U.S. Treasury Secretary Jack Lew visits Georgia Tech
Jen Bonnett, second from right, acting general manager of Georgia Tech's Advanced Technology Development Center (ATDC), explains to U.S. Treasury Secretary Jack Lew how it helps entrepreneurs who want to create technology-oriented startups in Georgia. Lew came to ATDC to meet with entrepreneurs and discuss the national economy, as well as hear the challenges they face in accessing capital and solutions they had.
U.S. Treasury Secretary Jack Lew came to the Georgia Institute of Technology Jan. 14 to discuss the national economy and meet with technology entrepreneurs at the Institute’s Advanced Technology Development Center (ATDC).

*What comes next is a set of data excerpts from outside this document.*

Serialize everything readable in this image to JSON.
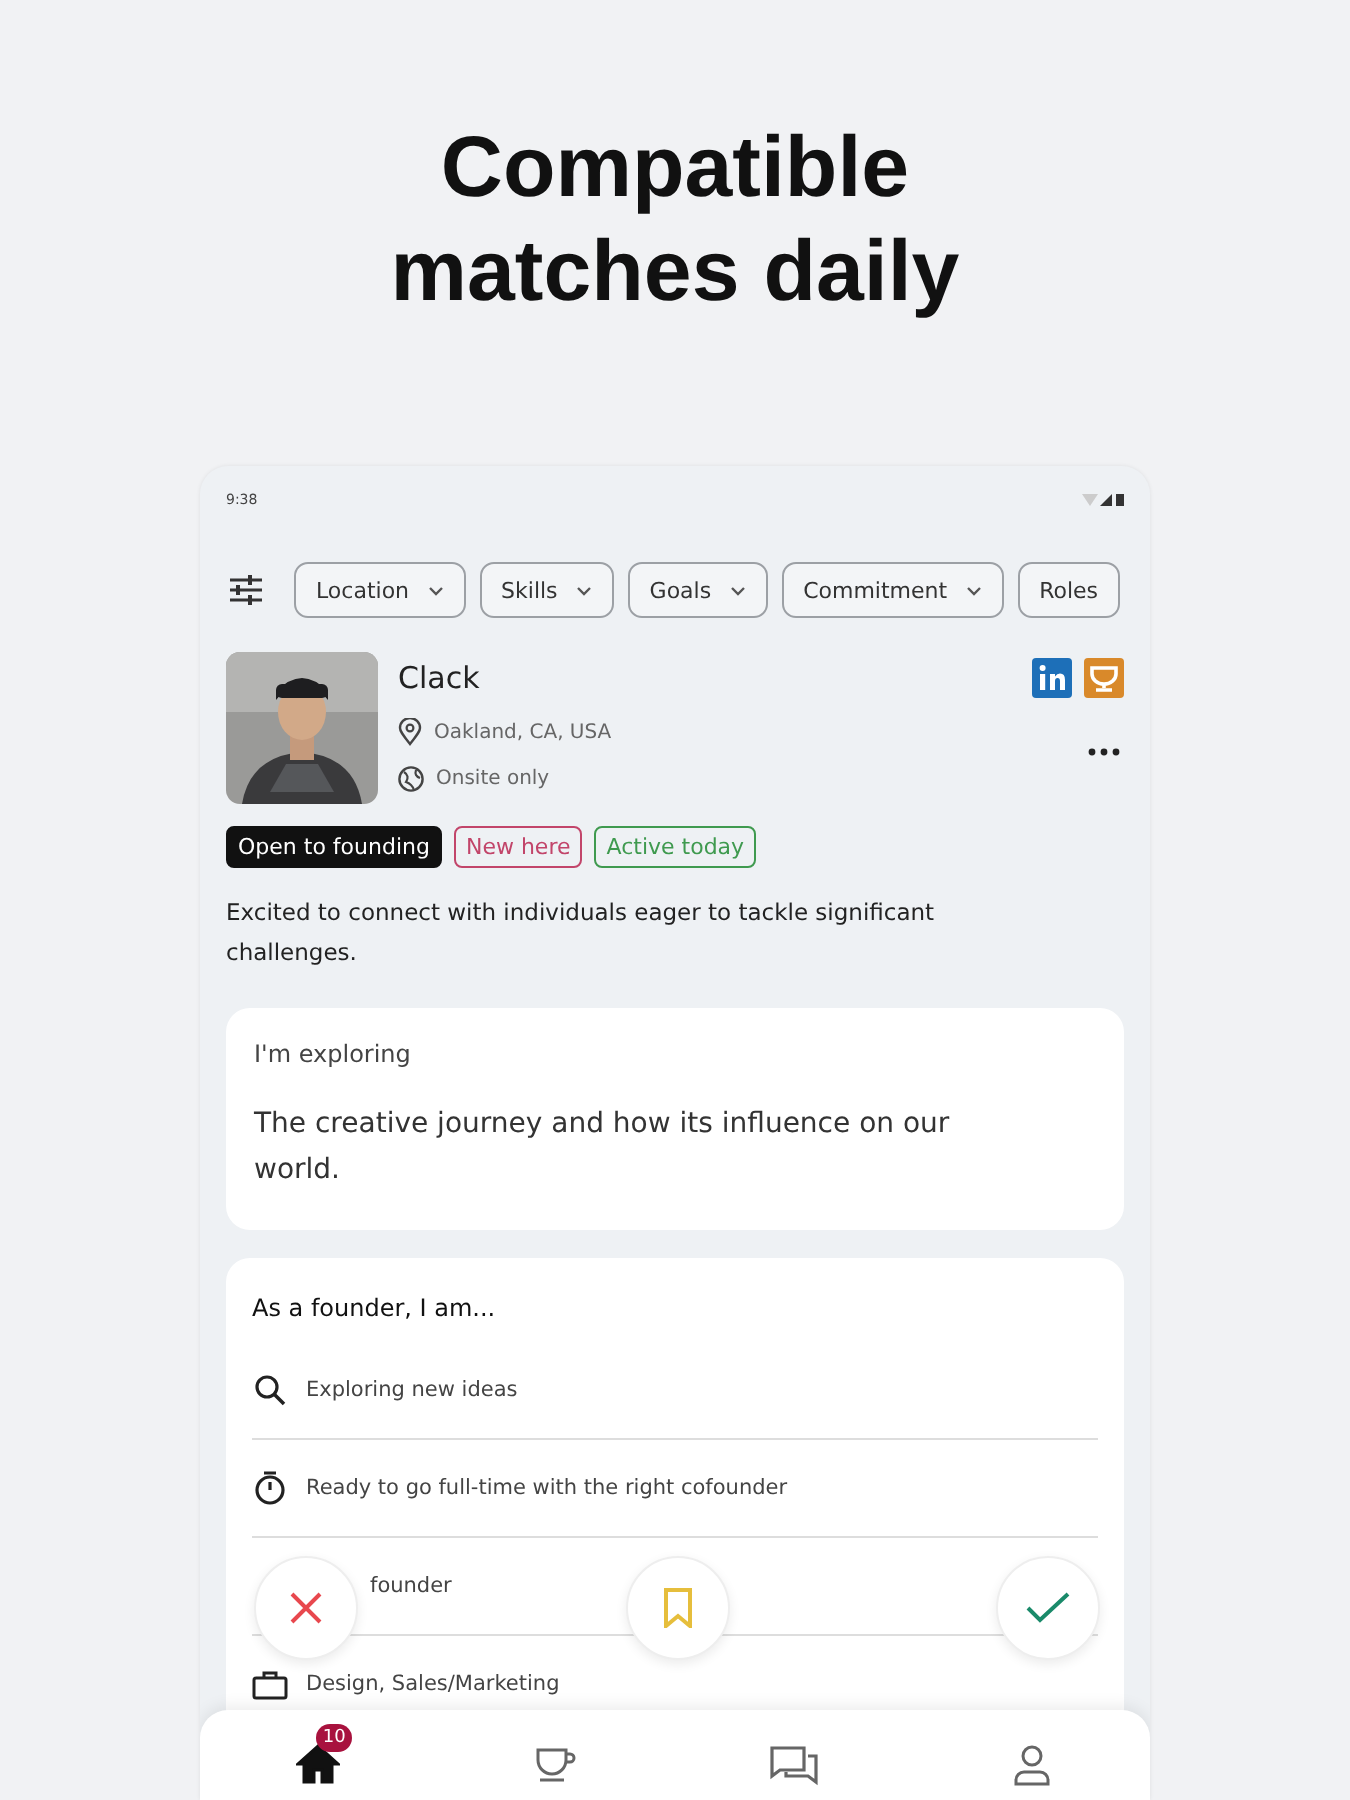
{
  "headline": "Compatible matches daily",
  "status_bar": {
    "time": "9:38"
  },
  "filters": [
    {
      "label": "Location"
    },
    {
      "label": "Skills"
    },
    {
      "label": "Goals"
    },
    {
      "label": "Commitment"
    },
    {
      "label": "Roles"
    }
  ],
  "profile": {
    "name": "Clack",
    "location": "Oakland, CA, USA",
    "work_mode": "Onsite only"
  },
  "tags": [
    {
      "label": "Open to founding",
      "kind": "filled",
      "color": "#111111"
    },
    {
      "label": "New here",
      "kind": "outlined",
      "color": "#c2456a"
    },
    {
      "label": "Active today",
      "kind": "outlined",
      "color": "#3f9a4f"
    }
  ],
  "bio": "Excited to connect with individuals eager to tackle significant challenges.",
  "exploring": {
    "title": "I'm exploring",
    "text": "The creative journey and how its influence on our world."
  },
  "founder": {
    "title": "As a founder, I am...",
    "items": [
      {
        "kind": "search",
        "text": "Exploring new ideas"
      },
      {
        "kind": "timer",
        "text": "Ready to go full-time with the right cofounder"
      },
      {
        "kind": "hidden",
        "text": "founder"
      },
      {
        "kind": "briefcase",
        "text": "Design, Sales/Marketing"
      }
    ]
  },
  "actions": [
    {
      "kind": "pass"
    },
    {
      "kind": "save"
    },
    {
      "kind": "like"
    }
  ],
  "nav": [
    {
      "kind": "home",
      "selected": true,
      "badge": "10"
    },
    {
      "kind": "cup",
      "selected": false
    },
    {
      "kind": "chat",
      "selected": false
    },
    {
      "kind": "person",
      "selected": false
    }
  ]
}
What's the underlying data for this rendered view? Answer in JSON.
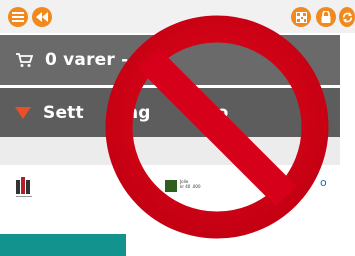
{
  "cart": {
    "label": "0 varer -"
  },
  "sort": {
    "label_left": "Sett",
    "label_mid": "ng",
    "label_right": "nto"
  },
  "footer": {
    "right_letter": "o",
    "logo_b_lines": [
      "Jolie",
      "kr 40 .000"
    ]
  },
  "icons": {
    "menu": "hamburger-menu-icon",
    "back": "rewind-back-icon",
    "qr": "qr-code-icon",
    "lock": "lock-icon",
    "refresh": "refresh-icon",
    "cart": "shopping-cart-icon",
    "caret": "caret-down-icon",
    "prohibited": "prohibited-sign-icon"
  },
  "colors": {
    "accent": "#f08a1e",
    "band": "#6a6a6a",
    "sort_caret": "#e8502a",
    "prohibited": "#e0001a",
    "teal": "#12938e"
  }
}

The secretary, who was joined by Atlanta Mayor Kasim Reed, was also touting the Treasury Department’s myRA (my Retirement Account) program, a key initiative designed for individuals who want to save for retirement but don’t have access to traditional, employer-sponsored retirement accounts. The initiative is a fee-free Roth Individual Retirement Account that invests in a new U.S. Treasury retirement savings bond.
Lew and Reed toured ATDC, Georgia’s technology startup incubator that works with entrepreneurs who want to launch successful companies in the state. Headquartered in Technology Square, ATDC has operations across the state, including in Savannah, Athens and Augusta.
Lew and the mayor toured ATDC’s Tech Square operations and learned about how the incubator helps entrepreneurs through its education and coaching curriculum. They also met with some of the startup entrepreneurs in ATDC’s highly competitive Signature program, comprised of those companies that receive intensive one-on-one coaching and guidance and are deemed most likely to succeed as stand-alone enterprises.
“There’s no shortage of ideas here,” Lew said. “It’s not just about ideas, it’s about getting funding and being able to have a business come out of the idea.”
Lew and Reed hosted a roundtable with several CEOs and startup founders in ATDC Signature to talk to them about access to the financial system and hear challenges entrepreneurs face, and listen to their ideas.
“What we see going on here is what we’re talking about when we describe the U.S. economy as being a place where innovation will come in the future because it involves your dreams,” Lew said.
Entrepreneurs’ ideas can only become actual businesses if startups have sufficient access to the nation’s financial system. “Financial inclusion is a big part of that,” Lew added, “because if you don’t have a history or a relationship with the financial system, it’s going to be really hard to get the loan or the financing necessary to take an idea and make it a reality.”